In the 60’s he became a fire instructor for the home office and was stationed in Dorset where he met Elizabeth, they married within a year of meeting and were surprised to find themselves parents within a further year. He was commandant of the training school in Durham Fire Brigade in 1966, followed by jobs as station officer in charge at Swallwell, Chopwell and Birtley stations; ADO in fire prevention and in Washington. He retired from the fire brigade in 1978, then worked as a hospital fire prevention officer on Merseyside and a fire fighting instructor in Saudi Arabia. Following his return to the UK he worked for care-call in Durham and volunteered with the R.V.S. at Durham hospital. Ernie was awarded the following medals;
• 1939 – 45 Star
• 1939 – 45 Defence Medal
• 1939 – 45 War Medal
• General Service Medal with bar “Cyprus”

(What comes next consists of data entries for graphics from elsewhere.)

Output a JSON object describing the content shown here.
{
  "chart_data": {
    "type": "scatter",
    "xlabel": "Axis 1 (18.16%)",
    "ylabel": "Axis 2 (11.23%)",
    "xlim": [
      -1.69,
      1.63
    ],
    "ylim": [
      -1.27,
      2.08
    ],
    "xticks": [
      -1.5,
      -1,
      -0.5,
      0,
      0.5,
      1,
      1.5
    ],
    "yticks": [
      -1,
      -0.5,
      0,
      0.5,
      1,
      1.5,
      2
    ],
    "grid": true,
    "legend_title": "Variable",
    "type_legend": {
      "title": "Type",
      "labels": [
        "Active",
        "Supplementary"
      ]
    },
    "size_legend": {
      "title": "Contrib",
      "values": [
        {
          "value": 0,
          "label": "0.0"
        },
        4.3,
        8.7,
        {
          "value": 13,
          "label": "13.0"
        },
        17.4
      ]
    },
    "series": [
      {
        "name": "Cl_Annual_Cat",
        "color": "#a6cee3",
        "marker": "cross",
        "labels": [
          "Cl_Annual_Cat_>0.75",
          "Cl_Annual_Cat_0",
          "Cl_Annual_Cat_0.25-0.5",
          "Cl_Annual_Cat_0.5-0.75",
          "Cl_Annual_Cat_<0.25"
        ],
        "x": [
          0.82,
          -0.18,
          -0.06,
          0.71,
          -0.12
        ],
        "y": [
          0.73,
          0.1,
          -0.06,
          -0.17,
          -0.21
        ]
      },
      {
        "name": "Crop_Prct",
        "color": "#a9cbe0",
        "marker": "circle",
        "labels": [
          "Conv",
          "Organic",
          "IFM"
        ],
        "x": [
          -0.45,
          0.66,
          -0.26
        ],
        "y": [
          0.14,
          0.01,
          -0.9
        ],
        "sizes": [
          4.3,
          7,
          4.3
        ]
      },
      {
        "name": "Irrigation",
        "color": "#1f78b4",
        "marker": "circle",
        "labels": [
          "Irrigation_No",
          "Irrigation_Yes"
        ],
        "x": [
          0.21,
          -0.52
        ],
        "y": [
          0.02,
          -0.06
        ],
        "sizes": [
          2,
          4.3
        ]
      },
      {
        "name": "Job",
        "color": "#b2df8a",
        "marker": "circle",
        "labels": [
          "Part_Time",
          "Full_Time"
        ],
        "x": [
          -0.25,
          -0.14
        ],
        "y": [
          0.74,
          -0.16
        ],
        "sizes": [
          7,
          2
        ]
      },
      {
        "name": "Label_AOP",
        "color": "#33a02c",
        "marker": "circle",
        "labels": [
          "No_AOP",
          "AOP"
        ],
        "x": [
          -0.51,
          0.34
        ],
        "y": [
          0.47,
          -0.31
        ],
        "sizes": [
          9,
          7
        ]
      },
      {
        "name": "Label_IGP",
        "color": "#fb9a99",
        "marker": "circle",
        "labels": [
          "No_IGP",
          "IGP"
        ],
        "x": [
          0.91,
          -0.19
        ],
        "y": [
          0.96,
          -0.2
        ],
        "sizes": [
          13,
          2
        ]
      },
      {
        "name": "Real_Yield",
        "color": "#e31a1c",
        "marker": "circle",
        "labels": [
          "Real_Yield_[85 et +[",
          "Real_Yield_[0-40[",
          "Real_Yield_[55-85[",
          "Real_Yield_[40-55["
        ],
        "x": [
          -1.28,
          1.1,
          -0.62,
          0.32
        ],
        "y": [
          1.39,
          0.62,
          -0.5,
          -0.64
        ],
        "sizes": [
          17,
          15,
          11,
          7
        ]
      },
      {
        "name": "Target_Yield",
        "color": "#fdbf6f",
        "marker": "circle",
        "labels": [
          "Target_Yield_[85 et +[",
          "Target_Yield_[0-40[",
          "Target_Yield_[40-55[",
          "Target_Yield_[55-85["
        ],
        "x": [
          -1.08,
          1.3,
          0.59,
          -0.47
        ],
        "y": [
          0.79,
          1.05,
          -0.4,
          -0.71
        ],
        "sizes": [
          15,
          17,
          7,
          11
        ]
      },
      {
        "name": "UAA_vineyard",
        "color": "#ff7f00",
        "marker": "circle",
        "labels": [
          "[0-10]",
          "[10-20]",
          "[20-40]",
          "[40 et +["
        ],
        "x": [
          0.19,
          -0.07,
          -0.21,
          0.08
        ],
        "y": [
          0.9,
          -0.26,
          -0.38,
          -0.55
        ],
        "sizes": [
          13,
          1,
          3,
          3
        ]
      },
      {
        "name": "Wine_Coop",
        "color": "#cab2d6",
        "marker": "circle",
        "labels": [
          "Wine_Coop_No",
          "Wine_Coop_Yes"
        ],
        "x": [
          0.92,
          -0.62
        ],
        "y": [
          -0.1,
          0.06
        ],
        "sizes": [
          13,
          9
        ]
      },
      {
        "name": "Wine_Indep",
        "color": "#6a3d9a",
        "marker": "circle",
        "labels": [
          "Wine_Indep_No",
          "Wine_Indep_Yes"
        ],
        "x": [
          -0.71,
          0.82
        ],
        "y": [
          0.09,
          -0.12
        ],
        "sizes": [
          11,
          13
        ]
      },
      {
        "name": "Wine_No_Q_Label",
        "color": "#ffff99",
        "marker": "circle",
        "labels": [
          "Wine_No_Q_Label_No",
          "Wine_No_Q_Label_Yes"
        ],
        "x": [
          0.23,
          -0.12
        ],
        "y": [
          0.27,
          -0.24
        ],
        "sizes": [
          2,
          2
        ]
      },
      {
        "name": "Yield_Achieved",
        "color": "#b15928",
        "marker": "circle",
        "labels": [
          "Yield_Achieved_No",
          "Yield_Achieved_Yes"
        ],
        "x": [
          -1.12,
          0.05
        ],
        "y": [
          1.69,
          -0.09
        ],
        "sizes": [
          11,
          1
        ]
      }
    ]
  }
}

• Queens Silver Jubilee Medal
• Fire Service Long Service Medal
• British Fire Services Association Meritorious Service Medal
• British Fire Services Association silver 20 years long service medal with 4 Bars
• British Fire Services Association bronze 10 years Long Service Medal
• British Fire Services Association Centenary Medal
Ernie was a strong supporter of the BFSA welfare fund, writing a series of books of jokey anecdotes which raised over £16,000 for the fund. He was also a dedicated contributor to the letters page of the Northern Echo.
In his later years Ernie delighted in the company of the various people who helped to look after him, enjoying playing cards and dominoes, watching TV quizzes and going for a ‘ride out’ in the car where he enjoyed a good old sing-along.

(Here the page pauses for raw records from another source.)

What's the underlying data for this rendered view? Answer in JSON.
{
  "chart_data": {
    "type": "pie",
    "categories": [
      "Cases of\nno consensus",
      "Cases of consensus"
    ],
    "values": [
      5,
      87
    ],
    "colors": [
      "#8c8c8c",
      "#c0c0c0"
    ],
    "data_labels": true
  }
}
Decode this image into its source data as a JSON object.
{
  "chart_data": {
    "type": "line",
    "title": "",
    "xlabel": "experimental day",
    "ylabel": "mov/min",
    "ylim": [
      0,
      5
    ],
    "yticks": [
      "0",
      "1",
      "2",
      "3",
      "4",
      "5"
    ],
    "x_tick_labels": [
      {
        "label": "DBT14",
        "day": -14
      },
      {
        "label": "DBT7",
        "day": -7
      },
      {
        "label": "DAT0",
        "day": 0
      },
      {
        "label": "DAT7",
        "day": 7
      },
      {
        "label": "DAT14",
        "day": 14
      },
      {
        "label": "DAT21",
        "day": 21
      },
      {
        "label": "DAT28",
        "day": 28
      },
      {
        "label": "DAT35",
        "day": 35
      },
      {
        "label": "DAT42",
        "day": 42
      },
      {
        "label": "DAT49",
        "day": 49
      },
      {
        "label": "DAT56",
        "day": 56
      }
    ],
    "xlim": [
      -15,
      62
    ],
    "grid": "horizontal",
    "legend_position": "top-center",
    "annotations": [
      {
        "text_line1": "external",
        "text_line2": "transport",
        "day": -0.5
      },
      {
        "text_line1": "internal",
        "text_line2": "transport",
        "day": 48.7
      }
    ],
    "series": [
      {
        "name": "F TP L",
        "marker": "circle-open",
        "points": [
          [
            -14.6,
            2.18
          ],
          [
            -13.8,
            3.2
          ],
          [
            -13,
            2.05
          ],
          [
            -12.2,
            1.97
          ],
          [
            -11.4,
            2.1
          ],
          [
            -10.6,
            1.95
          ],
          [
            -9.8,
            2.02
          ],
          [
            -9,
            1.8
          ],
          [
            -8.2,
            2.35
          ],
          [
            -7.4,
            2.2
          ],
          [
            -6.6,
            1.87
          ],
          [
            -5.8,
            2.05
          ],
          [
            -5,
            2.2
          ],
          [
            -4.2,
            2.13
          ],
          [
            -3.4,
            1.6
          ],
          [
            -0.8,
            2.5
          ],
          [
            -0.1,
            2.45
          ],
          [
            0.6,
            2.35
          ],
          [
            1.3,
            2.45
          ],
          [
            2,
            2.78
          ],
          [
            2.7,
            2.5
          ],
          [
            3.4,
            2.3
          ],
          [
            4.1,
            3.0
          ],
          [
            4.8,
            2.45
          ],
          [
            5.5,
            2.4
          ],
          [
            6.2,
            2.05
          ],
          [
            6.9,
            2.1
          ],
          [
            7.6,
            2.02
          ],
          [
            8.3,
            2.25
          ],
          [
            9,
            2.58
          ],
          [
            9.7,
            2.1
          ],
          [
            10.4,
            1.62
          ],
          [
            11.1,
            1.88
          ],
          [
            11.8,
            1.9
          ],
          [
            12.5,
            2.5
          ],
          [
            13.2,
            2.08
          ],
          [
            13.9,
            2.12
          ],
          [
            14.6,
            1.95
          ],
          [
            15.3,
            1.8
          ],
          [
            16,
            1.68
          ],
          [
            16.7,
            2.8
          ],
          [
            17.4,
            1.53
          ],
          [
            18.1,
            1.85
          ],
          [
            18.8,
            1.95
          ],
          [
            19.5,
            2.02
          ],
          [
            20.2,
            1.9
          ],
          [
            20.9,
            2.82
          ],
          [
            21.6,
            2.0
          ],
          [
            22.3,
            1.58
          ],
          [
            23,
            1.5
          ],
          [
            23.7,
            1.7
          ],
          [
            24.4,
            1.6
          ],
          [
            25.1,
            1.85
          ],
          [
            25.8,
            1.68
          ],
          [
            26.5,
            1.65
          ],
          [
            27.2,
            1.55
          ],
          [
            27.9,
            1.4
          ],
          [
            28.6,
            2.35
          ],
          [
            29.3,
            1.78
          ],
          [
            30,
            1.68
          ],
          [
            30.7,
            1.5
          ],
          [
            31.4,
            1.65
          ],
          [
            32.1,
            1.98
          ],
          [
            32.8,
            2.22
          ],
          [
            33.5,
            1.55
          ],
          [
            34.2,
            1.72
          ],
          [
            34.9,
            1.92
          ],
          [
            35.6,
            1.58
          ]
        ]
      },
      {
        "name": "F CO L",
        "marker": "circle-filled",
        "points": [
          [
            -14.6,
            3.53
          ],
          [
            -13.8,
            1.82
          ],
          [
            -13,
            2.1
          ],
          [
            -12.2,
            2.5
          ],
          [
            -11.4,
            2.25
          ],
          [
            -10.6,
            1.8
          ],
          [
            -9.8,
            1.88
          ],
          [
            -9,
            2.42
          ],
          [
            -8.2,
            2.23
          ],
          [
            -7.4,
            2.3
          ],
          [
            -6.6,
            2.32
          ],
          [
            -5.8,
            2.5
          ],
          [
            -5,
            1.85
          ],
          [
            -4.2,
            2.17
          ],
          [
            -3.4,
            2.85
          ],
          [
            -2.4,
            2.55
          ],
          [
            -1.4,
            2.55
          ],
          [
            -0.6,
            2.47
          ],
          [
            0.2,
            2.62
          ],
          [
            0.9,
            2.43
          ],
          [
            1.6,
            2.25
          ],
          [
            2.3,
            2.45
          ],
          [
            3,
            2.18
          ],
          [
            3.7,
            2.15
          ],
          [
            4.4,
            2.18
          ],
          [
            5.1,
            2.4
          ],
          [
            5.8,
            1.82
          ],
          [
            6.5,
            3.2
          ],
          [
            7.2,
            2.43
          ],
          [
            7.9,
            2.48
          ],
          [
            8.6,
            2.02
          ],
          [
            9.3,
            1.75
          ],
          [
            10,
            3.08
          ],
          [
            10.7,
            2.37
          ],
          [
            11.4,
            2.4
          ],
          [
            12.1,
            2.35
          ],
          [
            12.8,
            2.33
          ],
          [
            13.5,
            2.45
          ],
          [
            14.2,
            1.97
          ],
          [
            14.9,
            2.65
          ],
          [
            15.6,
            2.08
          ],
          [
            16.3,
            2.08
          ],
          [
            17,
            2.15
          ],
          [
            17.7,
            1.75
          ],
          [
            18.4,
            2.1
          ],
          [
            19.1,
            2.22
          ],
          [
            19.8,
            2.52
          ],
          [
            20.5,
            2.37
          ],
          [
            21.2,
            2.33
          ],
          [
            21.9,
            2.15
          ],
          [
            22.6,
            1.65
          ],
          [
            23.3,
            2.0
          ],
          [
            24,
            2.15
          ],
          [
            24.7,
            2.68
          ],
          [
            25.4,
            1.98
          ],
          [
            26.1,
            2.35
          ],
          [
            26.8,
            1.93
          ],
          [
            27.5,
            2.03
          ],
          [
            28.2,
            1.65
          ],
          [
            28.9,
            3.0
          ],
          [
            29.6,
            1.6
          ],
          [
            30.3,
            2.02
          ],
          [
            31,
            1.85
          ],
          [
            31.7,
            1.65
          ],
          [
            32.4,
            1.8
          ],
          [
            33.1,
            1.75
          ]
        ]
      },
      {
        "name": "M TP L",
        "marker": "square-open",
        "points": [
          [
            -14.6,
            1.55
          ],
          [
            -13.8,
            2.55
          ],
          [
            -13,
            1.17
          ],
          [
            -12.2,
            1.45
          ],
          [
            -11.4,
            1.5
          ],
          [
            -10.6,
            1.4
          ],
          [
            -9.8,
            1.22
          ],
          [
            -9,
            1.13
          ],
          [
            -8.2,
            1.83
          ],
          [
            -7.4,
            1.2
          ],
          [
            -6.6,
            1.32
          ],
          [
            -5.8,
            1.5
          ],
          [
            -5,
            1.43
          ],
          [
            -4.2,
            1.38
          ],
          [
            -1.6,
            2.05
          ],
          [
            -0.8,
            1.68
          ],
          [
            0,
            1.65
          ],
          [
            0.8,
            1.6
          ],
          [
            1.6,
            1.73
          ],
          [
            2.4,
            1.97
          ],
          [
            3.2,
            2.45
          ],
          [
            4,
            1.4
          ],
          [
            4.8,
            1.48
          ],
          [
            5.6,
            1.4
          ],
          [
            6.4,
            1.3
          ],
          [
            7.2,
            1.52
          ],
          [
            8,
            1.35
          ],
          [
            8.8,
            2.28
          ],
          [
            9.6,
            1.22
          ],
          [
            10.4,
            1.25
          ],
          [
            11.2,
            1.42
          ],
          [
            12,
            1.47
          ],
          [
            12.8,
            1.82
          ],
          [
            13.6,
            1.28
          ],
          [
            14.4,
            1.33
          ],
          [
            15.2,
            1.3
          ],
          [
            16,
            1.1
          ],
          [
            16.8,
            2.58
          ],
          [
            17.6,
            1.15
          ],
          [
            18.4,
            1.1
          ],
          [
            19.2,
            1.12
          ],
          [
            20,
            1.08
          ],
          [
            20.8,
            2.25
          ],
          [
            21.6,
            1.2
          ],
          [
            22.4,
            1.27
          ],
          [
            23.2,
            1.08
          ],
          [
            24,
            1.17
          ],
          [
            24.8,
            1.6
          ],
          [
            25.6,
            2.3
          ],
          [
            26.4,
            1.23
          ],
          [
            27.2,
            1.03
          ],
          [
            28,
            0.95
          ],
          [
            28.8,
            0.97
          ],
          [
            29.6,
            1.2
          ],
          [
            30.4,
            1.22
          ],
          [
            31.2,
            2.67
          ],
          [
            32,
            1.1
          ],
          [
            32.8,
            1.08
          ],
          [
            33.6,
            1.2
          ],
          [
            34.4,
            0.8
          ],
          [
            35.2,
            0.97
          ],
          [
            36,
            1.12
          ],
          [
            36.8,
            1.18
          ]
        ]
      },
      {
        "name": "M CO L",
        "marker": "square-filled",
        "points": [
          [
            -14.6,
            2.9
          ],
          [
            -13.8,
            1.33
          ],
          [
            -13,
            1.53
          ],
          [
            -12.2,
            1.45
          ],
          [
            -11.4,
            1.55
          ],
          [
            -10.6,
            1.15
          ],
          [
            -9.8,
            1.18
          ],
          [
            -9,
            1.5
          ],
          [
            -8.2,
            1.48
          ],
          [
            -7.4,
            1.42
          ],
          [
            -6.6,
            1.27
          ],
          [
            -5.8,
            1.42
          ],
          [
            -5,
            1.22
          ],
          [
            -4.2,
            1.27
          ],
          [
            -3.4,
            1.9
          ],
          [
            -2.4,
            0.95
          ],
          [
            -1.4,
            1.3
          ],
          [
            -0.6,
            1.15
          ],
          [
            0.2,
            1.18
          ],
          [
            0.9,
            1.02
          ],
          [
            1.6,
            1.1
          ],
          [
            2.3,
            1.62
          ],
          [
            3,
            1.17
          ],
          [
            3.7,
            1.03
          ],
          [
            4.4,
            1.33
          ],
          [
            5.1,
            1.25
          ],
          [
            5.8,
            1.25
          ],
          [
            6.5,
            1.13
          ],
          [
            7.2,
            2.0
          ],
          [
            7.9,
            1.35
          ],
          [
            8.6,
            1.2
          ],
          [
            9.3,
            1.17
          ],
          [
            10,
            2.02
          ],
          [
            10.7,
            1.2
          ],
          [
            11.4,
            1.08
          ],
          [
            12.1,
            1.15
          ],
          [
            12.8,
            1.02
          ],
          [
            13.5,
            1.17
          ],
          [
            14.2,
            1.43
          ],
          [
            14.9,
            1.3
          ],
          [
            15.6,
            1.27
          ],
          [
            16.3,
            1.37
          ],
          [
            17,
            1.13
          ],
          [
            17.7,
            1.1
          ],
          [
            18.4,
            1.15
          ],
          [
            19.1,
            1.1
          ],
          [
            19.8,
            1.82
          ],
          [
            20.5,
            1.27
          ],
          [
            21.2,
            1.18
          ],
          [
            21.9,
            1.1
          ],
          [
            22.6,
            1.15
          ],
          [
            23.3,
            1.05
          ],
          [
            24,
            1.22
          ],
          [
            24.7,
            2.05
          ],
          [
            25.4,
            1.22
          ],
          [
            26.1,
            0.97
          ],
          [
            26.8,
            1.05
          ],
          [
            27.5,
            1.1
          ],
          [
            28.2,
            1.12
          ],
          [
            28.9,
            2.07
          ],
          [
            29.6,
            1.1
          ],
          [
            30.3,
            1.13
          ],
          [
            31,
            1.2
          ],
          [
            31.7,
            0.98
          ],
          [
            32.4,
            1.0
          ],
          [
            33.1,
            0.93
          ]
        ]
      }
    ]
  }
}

Ernie’s funeral will be at 2.30 on Friday 10th March at All Saints Church, Wheatley Hill; https://goo.gl/maps/oaPshTCegaL2 , Church Street, Wheatley Hill, Durham, DH6 3PT – eastern end of the village on the b1729.
then 3.30 at Durham Crematorium. Donations to charities preferred in Lieu of formal flowers although feel free to bring or wear a daffodil – his favourite flowers.
These were charities that Ernie supported;
• SSAFA https://www.ssafa.org.uk/give (now manages the fund of the aircrew association)
• British fire services association benevolent fund; https://bfsa.org.uk/ George Halstead, Hon Treasurer and Secretary, BFSA Members Welfare Fund, 9 Home Farm Close, Wray, LANCASTER, LA2 8RG. Telephone 015242 21141
• The Firefighters charity https://www.firefighterscharity.org.uk/donate/
• Plant a tree with the woodland trust https://www.woodlandtrust.org.uk/support-us/dedicate-a-tree/
• Although Dad didn’t directly support them the Alzheimer’s society were very useful to his family too; https://www.alzheimers.org.uk/info/20014/donate/114/give_in_memory
Ernie’s family would like to thank the many people and organisations who helped to make his final years not just comfortable but actually sparkle with fun and meaning, including (but not limited to – and not in any order); the many friends who took the time to have a game of dominoes or chat over a biscuit, All at Patton House Day centre, Southdene medical practice; and Rita Lamb, Amy Broughton & Jax Higginson who were there week after week at the end.